“I—you,” the girl faltered. “Why I thought you cared for Margaret. I never dreamed—” then somehow Polly, who had always so much to say, could not even finish her sentence.
“No, of course you never did,” the man replied gravely. “Still, I want you to know that Margaret and I have never thought of being anything but the best of friends. Now let us talk of something else, only tell me first that you are not angry and we will never speak of this again.”
“No, I am not displeased,” Polly faltered, looking and feeling absurdly young and inadequate to the importance of the situation.
Then, walking on and keeping step with her companion, suddenly a new world seemed to have spread itself before her eyes. Shyly she stole a glance at her tall companion, and then laid her hand coaxingly on his coat sleeve.
“Will you please stop a minute. I want to explain something to you,” she asked. Polly’s expression was intensely serious; she had never been more in earnest; all the color seemed to have gone from her face so as to leave her eyes the more deeply blue.

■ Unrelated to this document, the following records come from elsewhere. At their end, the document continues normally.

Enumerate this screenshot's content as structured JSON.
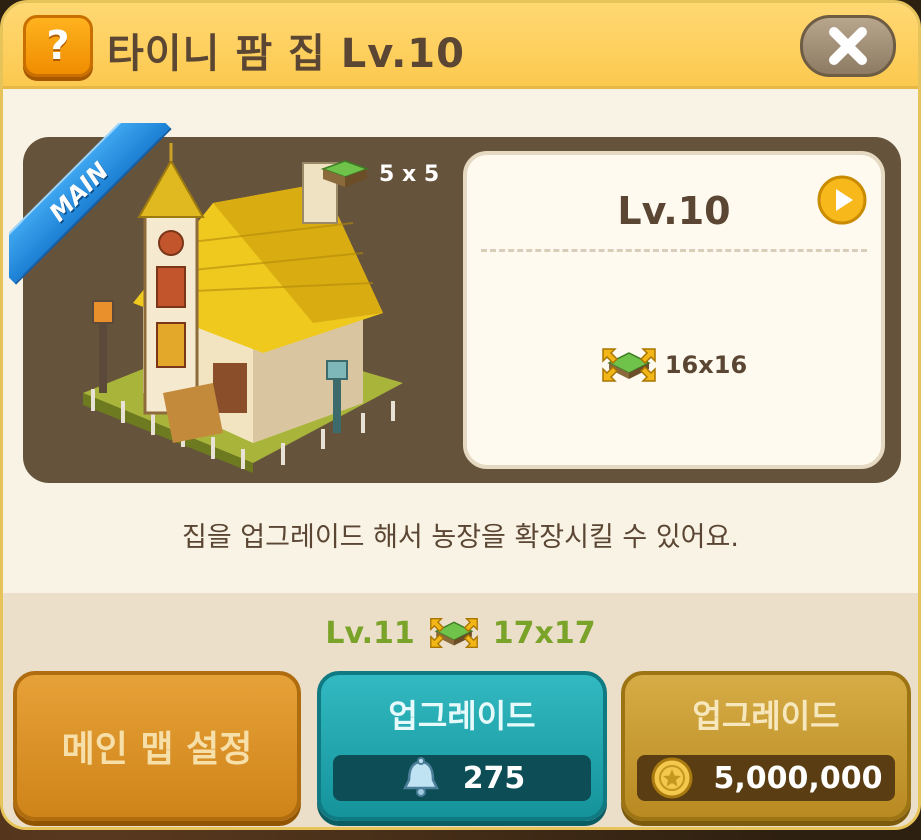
{
  "header": {
    "help_label": "?",
    "title": "타이니 팜 집 Lv.10",
    "close_icon": "close-x-icon"
  },
  "building": {
    "ribbon": "MAIN",
    "size_label": "5 x 5"
  },
  "level_card": {
    "level": "Lv.10",
    "farm_size": "16x16"
  },
  "description": "집을 업그레이드 해서 농장을 확장시킬 수 있어요.",
  "next": {
    "level": "Lv.11",
    "farm_size": "17x17"
  },
  "buttons": {
    "main_map": "메인 맵 설정",
    "upgrade_bell": {
      "label": "업그레이드",
      "cost": "275",
      "icon": "bell-icon"
    },
    "upgrade_coin": {
      "label": "업그레이드",
      "cost": "5,000,000",
      "icon": "coin-icon"
    }
  },
  "colors": {
    "header": "#fcc94f",
    "teal_button": "#15939b",
    "gold_button": "#b98a22",
    "orange_button": "#cf8419",
    "next_level_green": "#7aa32a"
  }
}
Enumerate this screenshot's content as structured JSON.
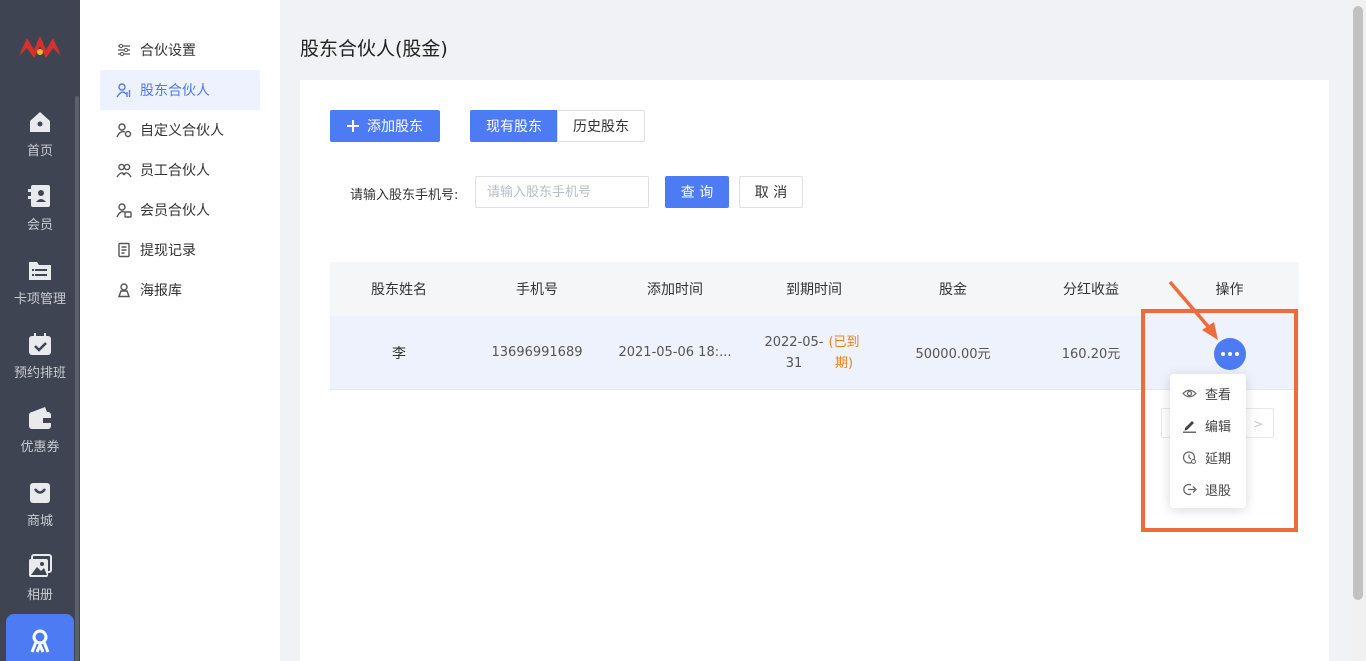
{
  "rail": {
    "items": [
      {
        "label": "首页",
        "icon": "home-icon"
      },
      {
        "label": "会员",
        "icon": "member-icon"
      },
      {
        "label": "卡项管理",
        "icon": "folder-list-icon"
      },
      {
        "label": "预约排班",
        "icon": "calendar-icon"
      },
      {
        "label": "优惠券",
        "icon": "wallet-icon"
      },
      {
        "label": "商城",
        "icon": "shopping-bag-icon"
      },
      {
        "label": "相册",
        "icon": "photo-icon"
      }
    ],
    "active_icon": "partner-icon"
  },
  "submenu": {
    "items": [
      {
        "label": "合伙设置",
        "icon": "sliders-icon"
      },
      {
        "label": "股东合伙人",
        "icon": "shareholder-icon"
      },
      {
        "label": "自定义合伙人",
        "icon": "custom-partner-icon"
      },
      {
        "label": "员工合伙人",
        "icon": "staff-partner-icon"
      },
      {
        "label": "会员合伙人",
        "icon": "member-partner-icon"
      },
      {
        "label": "提现记录",
        "icon": "document-icon"
      },
      {
        "label": "海报库",
        "icon": "poster-icon"
      }
    ],
    "active_index": 1
  },
  "page": {
    "title": "股东合伙人(股金)"
  },
  "toolbar": {
    "add_label": "添加股东",
    "tab_current": "现有股东",
    "tab_history": "历史股东"
  },
  "search": {
    "label": "请输入股东手机号:",
    "placeholder": "请输入股东手机号",
    "value": "",
    "query_label": "查 询",
    "cancel_label": "取 消"
  },
  "table": {
    "columns": [
      "股东姓名",
      "手机号",
      "添加时间",
      "到期时间",
      "股金",
      "分红收益",
      "操作"
    ],
    "rows": [
      {
        "name": "李",
        "phone": "13696991689",
        "added": "2021-05-06 18:...",
        "expire_date": "2022-05-31",
        "expire_status": "(已到期)",
        "capital": "50000.00元",
        "dividend": "160.20元"
      }
    ]
  },
  "menu": {
    "items": [
      {
        "label": "查看",
        "icon": "eye-icon"
      },
      {
        "label": "编辑",
        "icon": "pencil-icon"
      },
      {
        "label": "延期",
        "icon": "clock-icon"
      },
      {
        "label": "退股",
        "icon": "exit-icon"
      }
    ]
  },
  "colors": {
    "primary": "#4d7bf3",
    "sidebar": "#3e4451",
    "warning": "#f08019",
    "annotation": "#f06b3a"
  }
}
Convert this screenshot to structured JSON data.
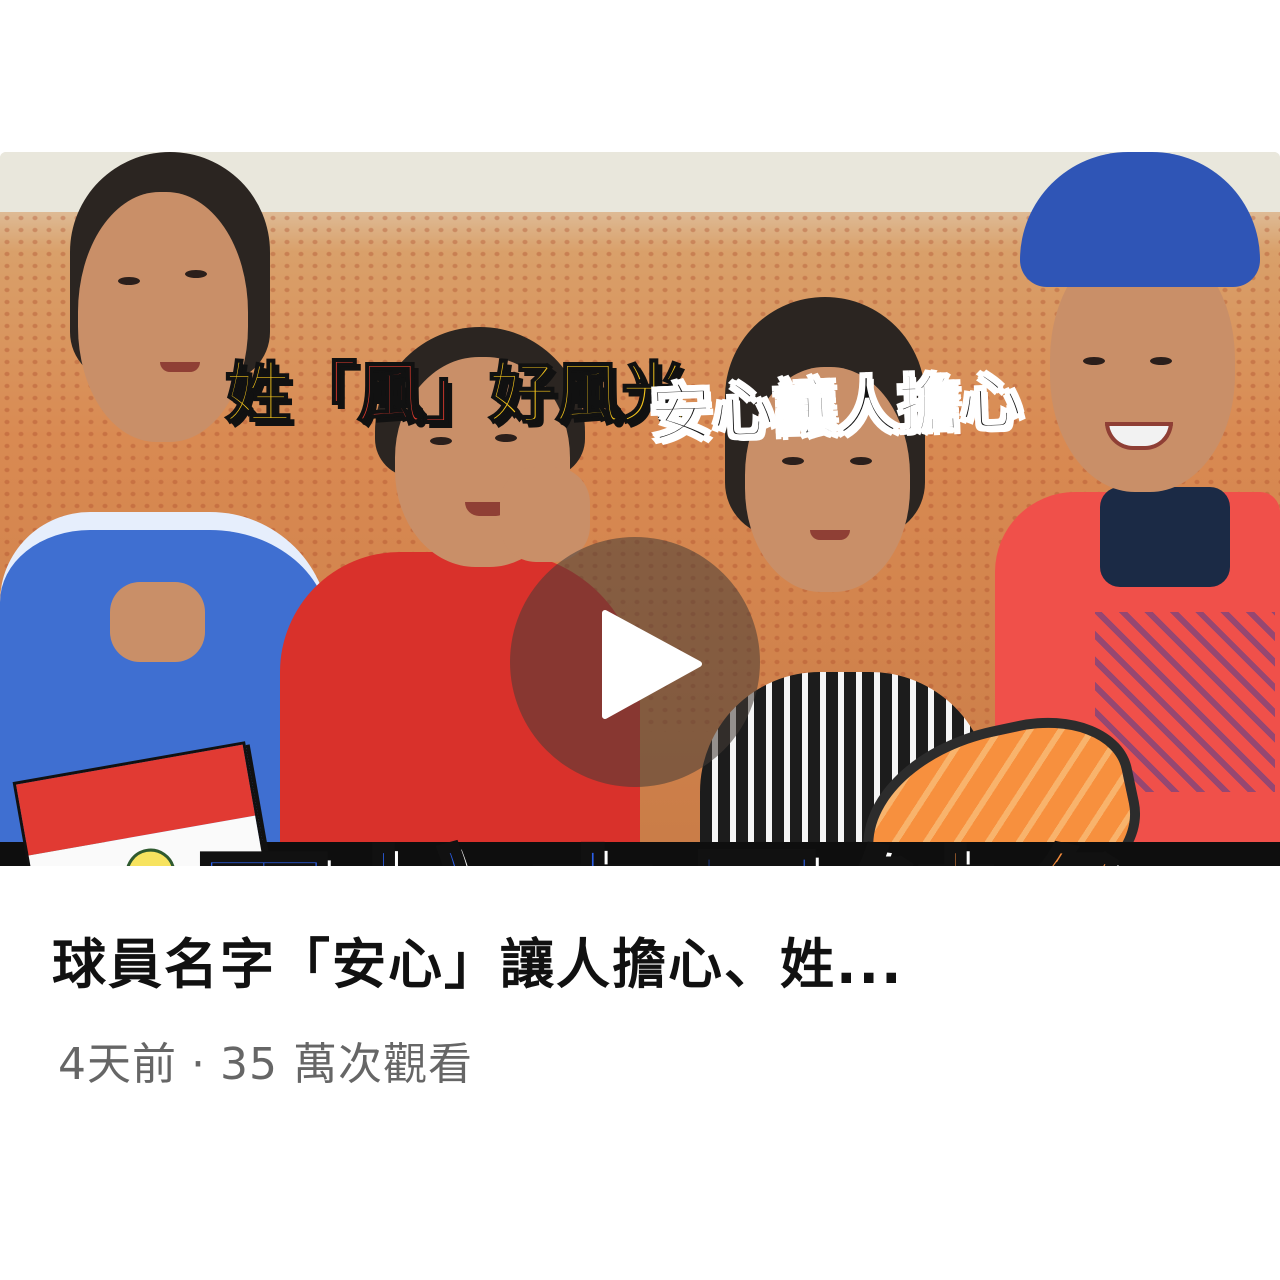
{
  "thumbnail": {
    "caption_line1_pre": "姓",
    "caption_line1_highlight": "「風」",
    "caption_line1_post": "好風光",
    "caption_line2": "安心讓人擔心",
    "big_title_blue": "巴拉圭是",
    "big_title_orange": "鮭魚",
    "big_title_mark": "？",
    "flag_icon": "paraguay-flag-icon",
    "play_icon": "play-icon",
    "colors": {
      "title_blue": "#2b5fe8",
      "title_orange": "#f28b3c",
      "caption_yellow": "#f2c31b",
      "strip_black": "#0e0e0e"
    }
  },
  "video": {
    "title": "球員名字「安心」讓人擔心、姓...",
    "age": "4天前",
    "separator": "·",
    "views": "35 萬次觀看"
  }
}
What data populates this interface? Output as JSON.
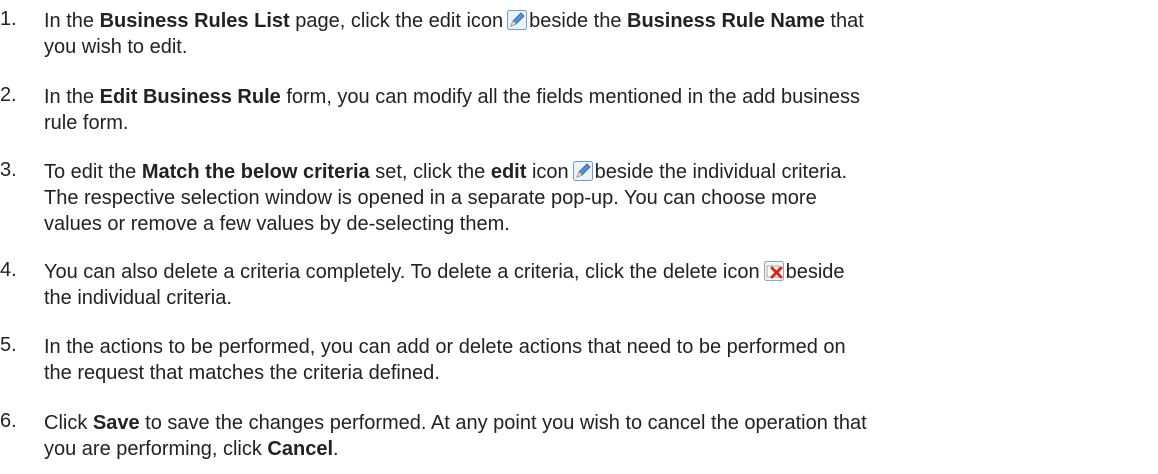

“You see, Mr. Hunt, I never, never intend marrying any one. I mean to devote all my life to my profession and I have never thought of anything else since I was a little girl.”
Gravely Richard Hunt nodded. Not for an instant did his face betray any doubt of Polly’s decision in regard to her future. Then Polly laughed and her eyes changed from their former seriousness to a look of the gayest and most charming camaraderie. “Still, Mr. Hunt, if you really did mean what you said just now, why I don’t believe I shall mind if we do speak of it some day again. Of course I am not in love with you, but——”
Richard Hunt slipped the girl’s arm inside his. There was something in his face that gave Polly a sense of strength and quiet such as she had never felt in all her restless, ambitious girlhood.
“Yes, I understand,” he answered. “But look there, Polly, isn’t that Sunrise Hill over there and your beloved little cabin in the distance? And aren’t we glad to be alive in this wonderful world?”
The girl’s voice was like a song. “I never knew what it meant to be really alive until this minute,” she whispered.